Die demographische Entwicklung in Deutschland ist der Hauptgrund: Den Einzahlern in das Rentensystem stehen immer mehr Rentner gegenüber. Im Jahr 2020 kamen auf 100 Beitragszahler 57 Rentner. Im Jahr 2050 werden laut Schätzungen 100 Beitragszahler für 77 Rentner Zahlungen leisten. Da die Rentenhöhe in den vergangenen Jahrzehnten stets entsprechend des allgemeinen Lohnniveaus nach oben angepasst wurde und Rentenkürzungen ausblieben, vergrößert sich das Defizit stetig.
Was versteht man unter dem "Nachhaltigkeitsfaktor"?
Um bei der Berechnung der Rentenhöhe das Verhältnis von Einzahlern zu Rentenbeziehern berücksichtigen zu können, wurde 2005 der "Nachhaltigkeitsfaktor" eingeführt. Er soll dazu führen, dass die Rentensteigerungen bei einem ungünstigeren Verhältnis von Beitragszahlern zu Rentnern gedämpft werden. Allerdings geht der Faktor nur zu einem Viertel in die Berechnung ein.
Was sind die von der Politik festgelegten "Haltelinien"?

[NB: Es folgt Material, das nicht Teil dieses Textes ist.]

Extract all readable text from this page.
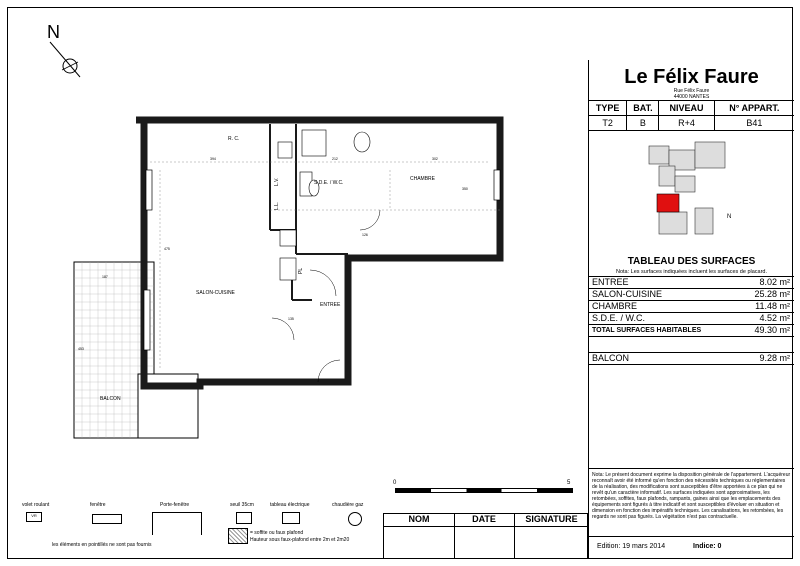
N
R. C.
S.D.E. / W.C.
CHAMBRE
SALON-CUISINE
ENTREE
BALCON
L.L.
L.V.
PL
394	212	302
475
350
187
453
135
126
0	5
volet roulant	fenêtre	Porte-fenêtre	seuil 35cm	tableau électrique	chaudière gaz
VR
= soffite ou faux plafond
Hauteur sous faux-plafond entre 2m et 2m20
les éléments en pointillés ne sont pas fournis
NOM	DATE	SIGNATURE
Le Félix Faure
Rue Félix Faure
44000 NANTES
TYPE	BAT.	NIVEAU	N° APPART.
T2	B	R+4	B41
N
TABLEAU DES SURFACES
Nota: Les surfaces indiquées incluent les surfaces de placard.
ENTREE	8.02 m²
SALON-CUISINE	25.28 m²
CHAMBRE	11.48 m²
S.D.E. / W.C.	4.52 m²
TOTAL SURFACES HABITABLES	49.30 m²
BALCON	9.28 m²
Nota: Le présent document exprime la disposition générale de l'appartement. L'acquéreur reconnaît avoir été informé qu'en fonction des nécessités techniques ou réglementaires de la réalisation, des modifications sont susceptibles d'être apportées à ce plan qui ne revêt qu'un caractère informatif. Les surfaces indiquées sont approximatives, les retombées, soffites, faux plafonds, rampants, gaines ainsi que les emplacements des équipements sont figurés à titre indicatif et sont susceptibles d'évoluer en situation et dimension en fonction des impératifs techniques. Les canalisations, les retombées, les regards ne sont pas figurés. La végétation n'est pas contractuelle.
Edition: 19 mars 2014	Indice: 0
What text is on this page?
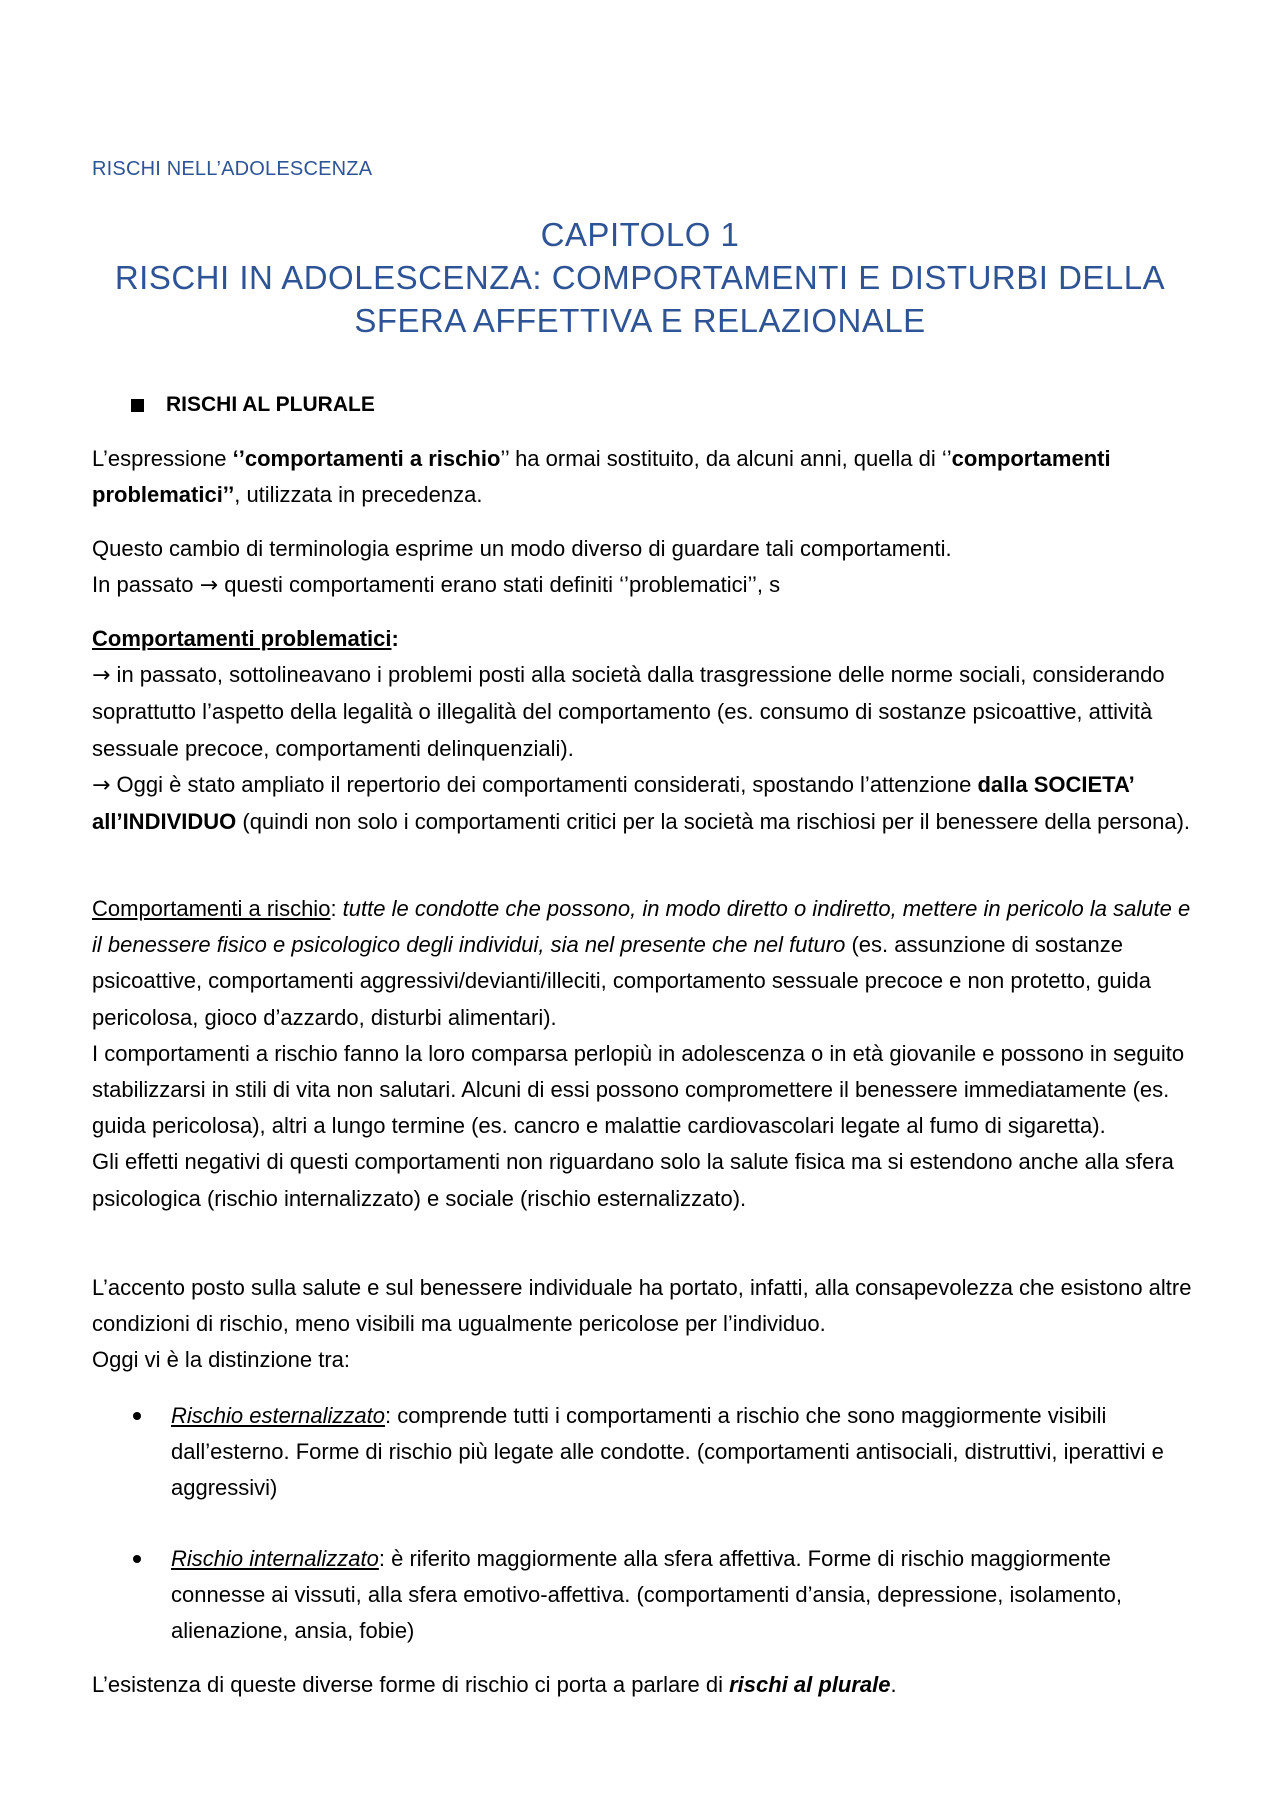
RISCHI NELL’ADOLESCENZA
CAPITOLO 1
RISCHI IN ADOLESCENZA: COMPORTAMENTI E DISTURBI DELLA
SFERA AFFETTIVA E RELAZIONALE
RISCHI AL PLURALE

L’espressione ‘’comportamenti a rischio’’ ha ormai sostituito, da alcuni anni, quella di ‘’comportamenti problematici’’, utilizzata in precedenza.

Questo cambio di terminologia esprime un modo diverso di guardare tali comportamenti.

In passato → questi comportamenti erano stati definiti ‘’problematici’’, s

Comportamenti problematici:

→ in passato, sottolineavano i problemi posti alla società dalla trasgressione delle norme sociali, considerando soprattutto l’aspetto della legalità o illegalità del comportamento (es. consumo di sostanze psicoattive, attività sessuale precoce, comportamenti delinquenziali).

→ Oggi è stato ampliato il repertorio dei comportamenti considerati, spostando l’attenzione dalla SOCIETA’ all’INDIVIDUO (quindi non solo i comportamenti critici per la società ma rischiosi per il benessere della persona).

Comportamenti a rischio: tutte le condotte che possono, in modo diretto o indiretto, mettere in pericolo la salute e il benessere fisico e psicologico degli individui, sia nel presente che nel futuro (es. assunzione di sostanze psicoattive, comportamenti aggressivi/devianti/illeciti, comportamento sessuale precoce e non protetto, guida pericolosa, gioco d’azzardo, disturbi alimentari).

I comportamenti a rischio fanno la loro comparsa perlopiù in adolescenza o in età giovanile e possono in seguito stabilizzarsi in stili di vita non salutari. Alcuni di essi possono compromettere il benessere immediatamente (es. guida pericolosa), altri a lungo termine (es. cancro e malattie cardiovascolari legate al fumo di sigaretta).

Gli effetti negativi di questi comportamenti non riguardano solo la salute fisica ma si estendono anche alla sfera psicologica (rischio internalizzato) e sociale (rischio esternalizzato).

L’accento posto sulla salute e sul benessere individuale ha portato, infatti, alla consapevolezza che esistono altre condizioni di rischio, meno visibili ma ugualmente pericolose per l’individuo.

Oggi vi è la distinzione tra:

Rischio esternalizzato: comprende tutti i comportamenti a rischio che sono maggiormente visibili dall’esterno. Forme di rischio più legate alle condotte. (comportamenti antisociali, distruttivi, iperattivi e aggressivi)
Rischio internalizzato: è riferito maggiormente alla sfera affettiva. Forme di rischio maggiormente connesse ai vissuti, alla sfera emotivo-affettiva. (comportamenti d’ansia, depressione, isolamento, alienazione, ansia, fobie)

L’esistenza di queste diverse forme di rischio ci porta a parlare di rischi al plurale.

Der Gesetzgeber hat sogenannte Haltelinien vorgesehen, die das Rentenniveau absichern und gleichzeitig die Beiträge in die Rentenkasse begrenzen. So ist vorgesehen, dass das Rentenniveau (bei 45 Beitragsjahren) bis 2025 nicht unter 48 Prozent des momentanen Durchschnittsverdienstes fällt. Eine zweite Haltelinie bezieht sich auf die Höhe der Beiträge von Arbeitgebern und Arbeitnehmern. Der Beitragssatz darf bis 2025 18,6 Prozent nicht überschreiten.
Warum verschärft sich die Lage in den Rentenkassen?
Das ungünstiger werdende Verhältnis von Beitragszahlern zu Rentnern - zusammen mit den staatlichen Garantien für Rentenhöhe und Beitragshöhe - werden die Finanzierungslücke der Rentenversicherung in den kommenden Jahren weiter verschärfen. Bislang hat die Bundesregierung noch keine grundlegenden Veränderungen an diesem System auf den Weg gebracht.
Welche Möglichkeiten der Reform des Rentensystems gibt es?
Reformvorschläge zielen sowohl auf die Einnahmen- wie auf die Ausgabenseite des Systems der gesetzlichen Rentenversicherung. Um die Einnahmen zu erhöhen, könnten entweder die Beitragssätze angehoben werden. Zudem wird die gesetzliche Pflichtversicherung auch für zusätzliche Personengruppen wie Selbstständige oder Beamte diskutiert. Auf der Ausgabenseite kann einerseits die Rentenhöhe reduziert werden, andererseits kann das Renteneintrittsalter erhöht werden. Dabei ist etwa eine Kopplung an die allgemeine Lebenserwartung denkbar. Die Erträge aus den eingezahlten Beiträgen und damit auch die künftige Rentenhöhe könnte auch über die verstärkte Anlage der Beiträge in den Kapitalmarkt erhöht werden.
Womit müssen Versicherte in den kommenden Jahren rechnen?
Das wachsende Ungleichgewicht zwischen Einnahmen und Ausgaben in der gesetzlichen Rentenversicherung wird in den kommenden Jahren Reformen nötig machen - dies sehen Ökonomen und Politiker der wichtigsten Parteien gleichermaßen. Wahrscheinlich werden die Beitragssätze steigen, während die durchschnittliche Rentenhöhe abgesenkt und die Lebensarbeitszeit weiter verlängert werden. In jedem Fall dürfte es für Versicherte noch wichtiger werden, privat fürs Alter vorzusorgen.